2. Pada telaah aspek lingkungan hidup, terlihat jelas bahwa SBY
maupun JK akan meneruskan model pengerukan sumber daya alam seperti yang dijalankan dalam 5 tahun terakhir. SBY dan JK memaknai good govermance dan penegakan hukum hanya dalam kerangka melanggengkan kegiatan investasi, sekaligus mengesampingkan agenda pemenuhan hak atas lingkungan hidup yang baik dan sehat kepada setiap warga Negara Indonesia, tanpa terkecuali.

Khusus dalam kasus kejahatan Lapindo, pernyataan demi pernyataan yang disampaikan oleh SBY dan Megawati yang cenderung menyalahkan korban, menunjukan keduanya tidak peka terhadap nilai-nilai kemanusian, serta pentinganya institusi negara dalam menjamin perlindungan terhadap warga negara.

Hal lainnya, SBY dan JK bersepakat bahwa penyebab terjadinya semburan lumpur panas adalah PT Lapindo. Tentu ini menjadi sebuah signal baik untuk mendesak tanggung jawab mutlak Lapindo. Hanya saja, SBY terlihat inkonsisiten dengan pernyataannya tersebut, karena masih memasukan unsur pemerintah untuk menanggung tanggung jawab Lapindo sebagai penyebab masalah. Hal ini sekaligus menegaskan kepada public, bahwa ada upaya untuk melindungi korporasi lepas dari tanggung jawabnya. sedang Megawati, terkesan tidak ingin mengambil resiko dengan tragedi Lapindo, dengan mengeluarkan pernyataan-pernyataan yang bersifat prosedural.

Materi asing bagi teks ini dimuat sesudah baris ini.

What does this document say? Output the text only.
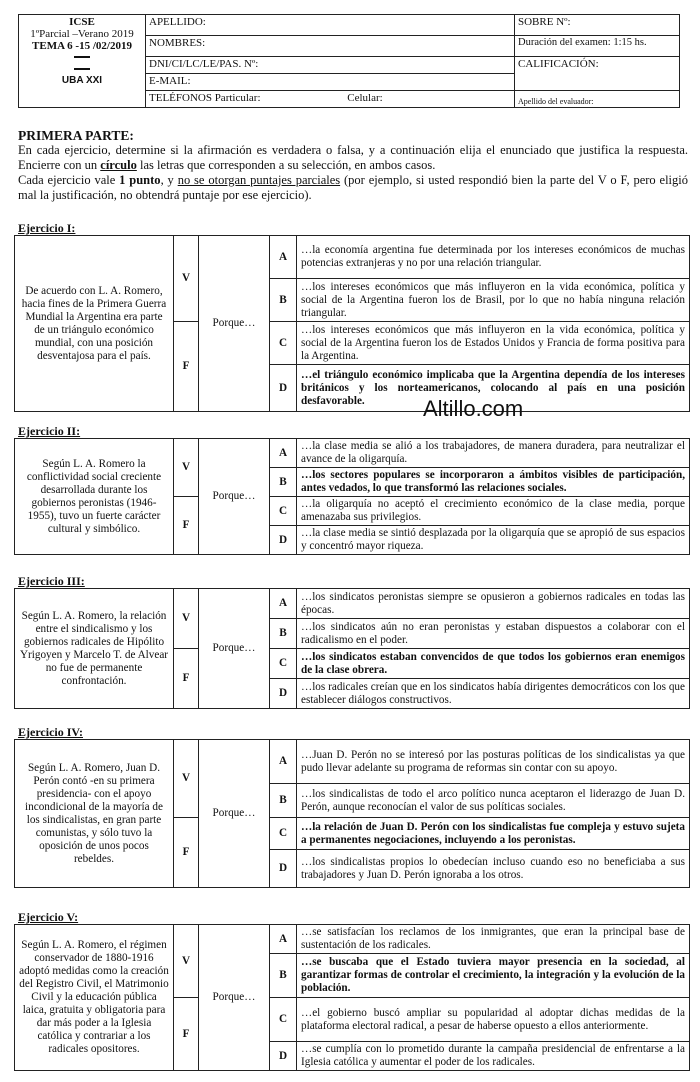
ICSE
1ºParcial –Verano 2019
TEMA 6 -15 /02/2019

UBA XXI	APELLIDO:	SOBRE Nº:
	NOMBRES:	Duración del examen: 1:15 hs.
	DNI/CI/LC/LE/PAS. Nº:	CALIFICACIÓN:
	E-MAIL:	
	TELÉFONOS Particular: Celular:	Apellido del evaluador:
PRIMERA PARTE:

En cada ejercicio, determine si la afirmación es verdadera o falsa, y a continuación elija el enunciado que justifica la respuesta. Encierre con un círculo las letras que corresponden a su selección, en ambos casos.

Cada ejercicio vale 1 punto, y no se otorgan puntajes parciales (por ejemplo, si usted respondió bien la parte del V o F, pero eligió mal la justificación, no obtendrá puntaje por ese ejercicio).

Ejercicio I:
De acuerdo con L. A. Romero, hacia fines de la Primera Guerra Mundial la Argentina era parte de un triángulo económico mundial, con una posición desventajosa para el país.	V	Porque…	A	…la economía argentina fue determinada por los intereses económicos de muchas potencias extranjeras y no por una relación triangular.
			B	…los intereses económicos que más influyeron en la vida económica, política y social de la Argentina fueron los de Brasil, por lo que no había ninguna relación triangular.
	F		C	…los intereses económicos que más influyeron en la vida económica, política y social de la Argentina fueron los de Estados Unidos y Francia de forma positiva para la Argentina.
			D	…el triángulo económico implicaba que la Argentina dependía de los intereses británicos y los norteamericanos, colocando al país en una posición desfavorable.
Ejercicio II:
Según L. A. Romero la conflictividad social creciente desarrollada durante los gobiernos peronistas (1946-1955), tuvo un fuerte carácter cultural y simbólico.	V	Porque…	A	…la clase media se alió a los trabajadores, de manera duradera, para neutralizar el avance de la oligarquía.
			B	…los sectores populares se incorporaron a ámbitos visibles de participación, antes vedados, lo que transformó las relaciones sociales.
	F		C	…la oligarquía no aceptó el crecimiento económico de la clase media, porque amenazaba sus privilegios.
			D	…la clase media se sintió desplazada por la oligarquía que se apropió de sus espacios y concentró mayor riqueza.
Ejercicio III:
Según L. A. Romero, la relación entre el sindicalismo y los gobiernos radicales de Hipólito Yrigoyen y Marcelo T. de Alvear no fue de permanente confrontación.	V	Porque…	A	…los sindicatos peronistas siempre se opusieron a gobiernos radicales en todas las épocas.
			B	…los sindicatos aún no eran peronistas y estaban dispuestos a colaborar con el radicalismo en el poder.
	F		C	…los sindicatos estaban convencidos de que todos los gobiernos eran enemigos de la clase obrera.
			D	…los radicales creían que en los sindicatos había dirigentes democráticos con los que establecer diálogos constructivos.
Ejercicio IV:
Según L. A. Romero, Juan D. Perón contó -en su primera presidencia- con el apoyo incondicional de la mayoría de los sindicalistas, en gran parte comunistas, y sólo tuvo la oposición de unos pocos rebeldes.	V	Porque…	A	…Juan D. Perón no se interesó por las posturas políticas de los sindicalistas ya que pudo llevar adelante su programa de reformas sin contar con su apoyo.
			B	…los sindicalistas de todo el arco político nunca aceptaron el liderazgo de Juan D. Perón, aunque reconocían el valor de sus políticas sociales.
	F		C	…la relación de Juan D. Perón con los sindicalistas fue compleja y estuvo sujeta a permanentes negociaciones, incluyendo a los peronistas.
			D	…los sindicalistas propios lo obedecían incluso cuando eso no beneficiaba a sus trabajadores y Juan D. Perón ignoraba a los otros.
Ejercicio V:
Según L. A. Romero, el régimen conservador de 1880-1916 adoptó medidas como la creación del Registro Civil, el Matrimonio Civil y la educación pública laica, gratuita y obligatoria para dar más poder a la Iglesia católica y contrariar a los radicales opositores.	V	Porque…	A	…se satisfacían los reclamos de los inmigrantes, que eran la principal base de sustentación de los radicales.
			B	…se buscaba que el Estado tuviera mayor presencia en la sociedad, al garantizar formas de controlar el crecimiento, la integración y la evolución de la población.
	F		C	…el gobierno buscó ampliar su popularidad al adoptar dichas medidas de la plataforma electoral radical, a pesar de haberse opuesto a ellos anteriormente.
			D	…se cumplía con lo prometido durante la campaña presidencial de enfrentarse a la Iglesia católica y aumentar el poder de los radicales.
Altillo.com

3. Dalam hal penentuan prioritas anggaran, Megawati memberikan
keleluasaan TNI untuk menyusun anggaran. SBY menyatakan akan
menaikkan anggaran bagi TNI secara bertahap hingga Rp 120 triliun. JK menyatakan efisiensi anggaran dan memfokuskan pada pemeliharaan Alutsita dan kesejahteraan militer. Ketiganya alpa memperkarakan aspek pemerataan dan keadilan di tubuh TNI. Karena fakta menunjukan bahwa di level petinggi TNI telah memiliki banyak kemewahan. Berbeda dengan di tingkat prajurit yang memang masih memiliki keterbatasan.

4. Terkait buruh migran, ketiga Capres terbukti mensimplifikasi
permasalahan, dengan mengkanalisasi masalah buruh migran pada aspek teknis di dalam negeri. Seyogyanya penyelesaian masalah buruh migran lebih kompleks dari hal tersebut. Tidak disentuhnya permasalahan mendasar mengapa sampai terjadi "pembludakan" pengiriman TKI ke luar negeri – oleh ketiga capres sebagai landas argumentasinya. Semisal, ketersediaan lapangan kerja di dalam negeri dan semakin hilangnya basis produksi rakyat yang dikuasai oleh korporasi.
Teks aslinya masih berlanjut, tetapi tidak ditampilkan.